Fundação José Silveira

Alemão do canela

Alemão do canela

  • Editora: Academias de Medicina e letras da Bahia – Salvador- Bahia
  • Publicação:
  • Autor: Prof. José Silveira

Um dia, sem saber porque, vejo-me a re velar coisas da minha vida.. Com vela Acessa, iluminou-se um amontoado de fatos e acontecimentos, que jamais pensei pudesse interessar alguém. O aplauso de muita gente as minhas revelações, ligadas quase todas as existências simples de um simples médico, levou-me a contar um pouco mais. Surgiu, dos escombros esquecidos, o Neto de D. Sinha. Misto de menino inocente, deslumbrado e moço revoltado, destemido, na árdua e nem sempre suave batalha da vida. Deixei de ser o cordeirinho manso, por todos querido e adorado, para me tornar fera acuada e perseguida. Reagi: senão com o urro aterrador dos tigres e leões, com o ronco surdo e as unhas de fora de um felino domesticado. Não me agradavam, evidentemente, os lamentáveis episódios; muito menos a sua gravação em livro; de alguns, terei ate recebido contundente reprovação…

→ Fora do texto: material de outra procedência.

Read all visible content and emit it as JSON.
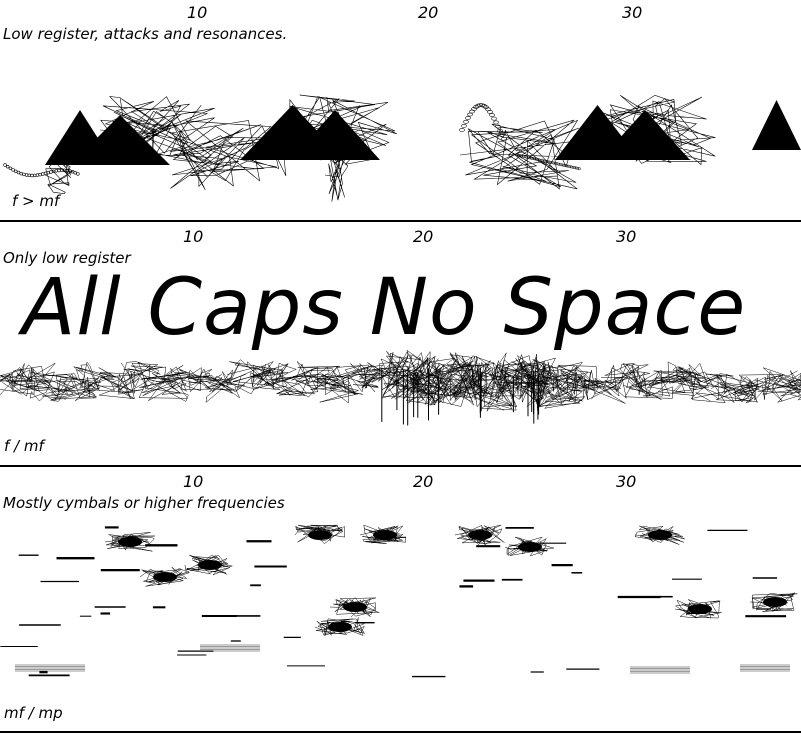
{
  "systems": [
    {
      "numbers": [
        "10",
        "20",
        "30"
      ],
      "caption": "Low register, attacks and resonances.",
      "dynamic": "f > mf"
    },
    {
      "numbers": [
        "10",
        "20",
        "30"
      ],
      "caption": "Only low register",
      "dynamic": "f / mf"
    },
    {
      "numbers": [
        "10",
        "20",
        "30"
      ],
      "caption": "Mostly cymbals or higher frequencies",
      "dynamic": "mf / mp"
    }
  ],
  "title_overlay": "All Caps No Space",
  "colors": {
    "ink": "#000000",
    "paper": "#ffffff"
  }
}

Mas, vestido ou não com a pele de memorialista, meu compromisso sempre foi com a verdade… nada mais que a verdade. Ocultá-los, receando ser mal visto e pior interpretado, seria retirar de tudo que escrevi, sua qualidade maior, senão única de valor: a autenticidade. Para integrar e completar esse triptico de história e estórias desse bahiano, que estudou muito, aprendeu pouco e nunca soube ganhar dinheiro, surge agora o ALEMÃO DO CANELA. Porque o Alemão? Porque do Canela? A explicação é simples… Nos livros citados – todos autobiográficos – escolhi para título uma alcunha que, dessa ou daquela forma, me fora atribuída. No primeiro, aproveitei-me do apelido a mim conferido pela fecunda imaginação de Wilson Lins. No segundo, correspondia à verdade, pois, desse jeito, era conhecido e reconhecido no meu encantado Santo Amaro. ALEMÃO DO CANELA, maneira carinhosa com o que me identificavam os pobres e abandonados indigentes, matriculados do Ambulatório Augusto Vianna, no bairro do Canela, quando, ignorado meu nome exato, procuravam-me identificar com essa expressão. A razão deveria estar em que, sendo eu alto e louro, assíduo e disciplinado, respeitador de horários e cumpridor permanente dos acertos, deveria ser mesmo alemão ou ter descendência germânica, atributos positivos da raça.

Fazendo coro com os humildes clientes e, assim, por pilhéria, repetidamente me tratando, procediam vários colegas, entre os quais o inesquecível Galdino Ribeiro, assistente dedicadíssimo do velho Adeodato; pequenino, quase portátil, habilíssimo ginecologista, que a todos encantava com sua infinita bondade. Como, em verdade, nesse Ambulatório da Faculdade de Medicina, passei, durante mais de vinte anos, os melhores instantes de coleguismo e paz, destoante não me parece recordar um chamamento, que tanto me encantava; menos, é claro, pela vaidade estulta de pertencer a um povo famoso pela sua cultura e modo de viver – ninguém se sente mais brasileiro do que eu – do que por descobrirem, nessa invocação, qualidades das quais sempre me orgulhei. Será, ademais, uma homenagem aos caríssimos amigos e aos anônimos enfermos, que tão alegremente atendi, no longo tempo, em que se plasmou minha formação técnica e se consolidou minha vida profissional.